Most crowded Pokhara hospital lacks pharmacy to serve patients

POKHARA: Patients and their attendants at the Western Regional Hospital in Pokhara often become clueless where to get the prescribed medicines as pharmacy of one the most sought hospitals in the western Nepal has not come into function yet.

As the private pharmacies function on the Hospital premises were shut on July 17 and the most-crowded Hospital of the city could not open its own pharmacy, patients and their kin are at the receiving end.

Earlier, the Supreme Court had directed hospitals to operate their own pharmacies on the hospital premises from July 17 in response to a petition filed by the Consumers' Interest Protection Forum.

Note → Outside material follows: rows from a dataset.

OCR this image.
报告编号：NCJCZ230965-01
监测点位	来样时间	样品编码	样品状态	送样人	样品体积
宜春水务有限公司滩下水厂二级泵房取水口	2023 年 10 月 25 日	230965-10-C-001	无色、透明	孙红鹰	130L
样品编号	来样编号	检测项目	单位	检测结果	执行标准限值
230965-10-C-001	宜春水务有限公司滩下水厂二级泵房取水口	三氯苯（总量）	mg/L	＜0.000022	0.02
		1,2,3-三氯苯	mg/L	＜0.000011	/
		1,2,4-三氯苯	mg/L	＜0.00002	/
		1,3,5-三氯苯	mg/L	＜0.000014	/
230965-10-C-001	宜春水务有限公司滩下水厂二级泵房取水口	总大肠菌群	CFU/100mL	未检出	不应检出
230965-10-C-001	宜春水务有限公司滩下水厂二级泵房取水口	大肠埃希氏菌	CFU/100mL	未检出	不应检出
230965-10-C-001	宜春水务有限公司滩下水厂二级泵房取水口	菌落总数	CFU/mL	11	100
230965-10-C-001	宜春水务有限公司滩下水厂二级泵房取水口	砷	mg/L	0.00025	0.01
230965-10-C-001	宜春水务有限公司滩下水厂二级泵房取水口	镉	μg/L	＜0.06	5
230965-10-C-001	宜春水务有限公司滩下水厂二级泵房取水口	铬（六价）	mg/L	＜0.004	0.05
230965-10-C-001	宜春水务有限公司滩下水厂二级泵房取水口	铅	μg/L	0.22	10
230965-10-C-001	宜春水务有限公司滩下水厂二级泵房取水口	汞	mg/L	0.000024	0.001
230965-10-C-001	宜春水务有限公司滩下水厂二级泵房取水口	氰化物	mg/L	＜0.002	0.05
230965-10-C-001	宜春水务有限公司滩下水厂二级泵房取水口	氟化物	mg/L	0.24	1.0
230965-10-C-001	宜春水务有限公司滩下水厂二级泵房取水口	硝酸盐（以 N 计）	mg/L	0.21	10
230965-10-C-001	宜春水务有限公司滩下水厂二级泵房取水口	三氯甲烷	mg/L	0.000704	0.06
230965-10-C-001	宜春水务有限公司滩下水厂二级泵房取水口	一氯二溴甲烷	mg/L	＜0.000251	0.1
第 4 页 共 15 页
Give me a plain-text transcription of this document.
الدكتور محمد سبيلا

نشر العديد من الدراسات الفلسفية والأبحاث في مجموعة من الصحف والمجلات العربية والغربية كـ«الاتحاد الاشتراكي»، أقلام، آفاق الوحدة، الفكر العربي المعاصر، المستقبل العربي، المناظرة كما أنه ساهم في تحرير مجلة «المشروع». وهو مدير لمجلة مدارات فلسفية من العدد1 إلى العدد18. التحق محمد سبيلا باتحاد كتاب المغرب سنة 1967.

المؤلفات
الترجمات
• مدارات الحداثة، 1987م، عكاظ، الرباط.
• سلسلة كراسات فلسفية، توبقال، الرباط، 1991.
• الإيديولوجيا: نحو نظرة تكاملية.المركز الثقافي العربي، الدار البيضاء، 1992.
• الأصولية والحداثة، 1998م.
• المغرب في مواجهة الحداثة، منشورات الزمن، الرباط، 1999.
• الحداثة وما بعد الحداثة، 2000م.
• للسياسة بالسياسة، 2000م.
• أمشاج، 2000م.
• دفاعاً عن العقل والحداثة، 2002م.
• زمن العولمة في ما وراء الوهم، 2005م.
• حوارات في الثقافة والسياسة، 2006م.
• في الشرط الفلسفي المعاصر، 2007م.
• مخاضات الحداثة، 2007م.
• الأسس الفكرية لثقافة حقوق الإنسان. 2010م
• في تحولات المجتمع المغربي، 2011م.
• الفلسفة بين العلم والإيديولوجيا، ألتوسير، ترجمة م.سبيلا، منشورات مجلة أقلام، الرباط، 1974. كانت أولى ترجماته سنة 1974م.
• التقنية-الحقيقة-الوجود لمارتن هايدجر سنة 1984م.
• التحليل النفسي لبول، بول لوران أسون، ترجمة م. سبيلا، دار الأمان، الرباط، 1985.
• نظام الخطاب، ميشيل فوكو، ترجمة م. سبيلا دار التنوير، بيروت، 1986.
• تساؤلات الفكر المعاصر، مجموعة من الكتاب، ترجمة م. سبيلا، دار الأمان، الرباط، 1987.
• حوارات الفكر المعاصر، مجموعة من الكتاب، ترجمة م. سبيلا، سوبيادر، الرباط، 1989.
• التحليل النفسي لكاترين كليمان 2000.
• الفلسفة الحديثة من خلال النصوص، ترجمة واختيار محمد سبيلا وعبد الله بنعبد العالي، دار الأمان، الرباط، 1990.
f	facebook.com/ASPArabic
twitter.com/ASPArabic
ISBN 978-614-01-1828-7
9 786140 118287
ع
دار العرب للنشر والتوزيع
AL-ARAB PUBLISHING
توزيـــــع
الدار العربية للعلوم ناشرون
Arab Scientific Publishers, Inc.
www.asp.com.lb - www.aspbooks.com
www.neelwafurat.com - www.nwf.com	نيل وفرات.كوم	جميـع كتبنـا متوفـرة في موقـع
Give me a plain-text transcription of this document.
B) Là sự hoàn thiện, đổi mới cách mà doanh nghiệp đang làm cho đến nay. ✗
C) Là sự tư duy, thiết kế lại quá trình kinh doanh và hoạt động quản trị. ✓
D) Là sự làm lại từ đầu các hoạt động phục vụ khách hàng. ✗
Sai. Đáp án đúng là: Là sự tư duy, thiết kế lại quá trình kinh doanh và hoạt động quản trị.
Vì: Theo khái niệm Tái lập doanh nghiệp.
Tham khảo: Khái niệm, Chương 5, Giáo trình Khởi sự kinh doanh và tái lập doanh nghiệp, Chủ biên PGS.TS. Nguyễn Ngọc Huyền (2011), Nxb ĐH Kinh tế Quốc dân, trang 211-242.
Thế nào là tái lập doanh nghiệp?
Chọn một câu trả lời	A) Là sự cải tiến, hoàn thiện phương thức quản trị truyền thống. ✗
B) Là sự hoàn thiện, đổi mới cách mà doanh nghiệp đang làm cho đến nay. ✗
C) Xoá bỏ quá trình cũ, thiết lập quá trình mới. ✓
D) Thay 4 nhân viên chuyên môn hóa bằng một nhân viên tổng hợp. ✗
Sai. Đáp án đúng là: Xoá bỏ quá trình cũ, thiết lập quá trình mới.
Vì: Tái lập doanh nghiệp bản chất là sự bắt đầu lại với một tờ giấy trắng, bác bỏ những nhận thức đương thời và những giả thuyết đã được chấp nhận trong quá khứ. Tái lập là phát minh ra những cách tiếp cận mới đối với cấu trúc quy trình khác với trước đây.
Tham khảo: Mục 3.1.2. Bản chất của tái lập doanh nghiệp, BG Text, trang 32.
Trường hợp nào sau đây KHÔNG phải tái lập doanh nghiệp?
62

The Court had issued an interim order on June 28 and a mandamus on July 14 this year.

The Hospital Superintendent Shree Krishna Shrestha said it will take around three months to operate the pharmacy to comply with all legal procedures.

The pharmacy would not come into operation before the Dashain as it has to call for tenders, and the complete process is going to take around 45 days. The final list of required medicines is in the final state and the Hospital has already managed the essential drugs required for surgery and anesthesia, he added.

The Hospital has requested the Ministry of Health and Population to send the required human resources to manage the pharmacy within its premises.

Currently only 3 pharmacists have been managing the pharmacy whereas it requires at least 15 more pharmacists to run the store, Shrestha added. The Ministry has forwarded the file to the Ministry of Finance, but the file is pending there.

The official urged the Cabinet to ease the procedure of procurement of essential commodities like medicines.

More than 1,500 patients have been directly affected by the lack of pharmacy within the hospital premises.

The 350-bed hospital had provided OPD services to more than 450,000 patients in the last fiscal year. Patients from Gandaki and Dhauligari zones flock to this Regional Hospital for health services.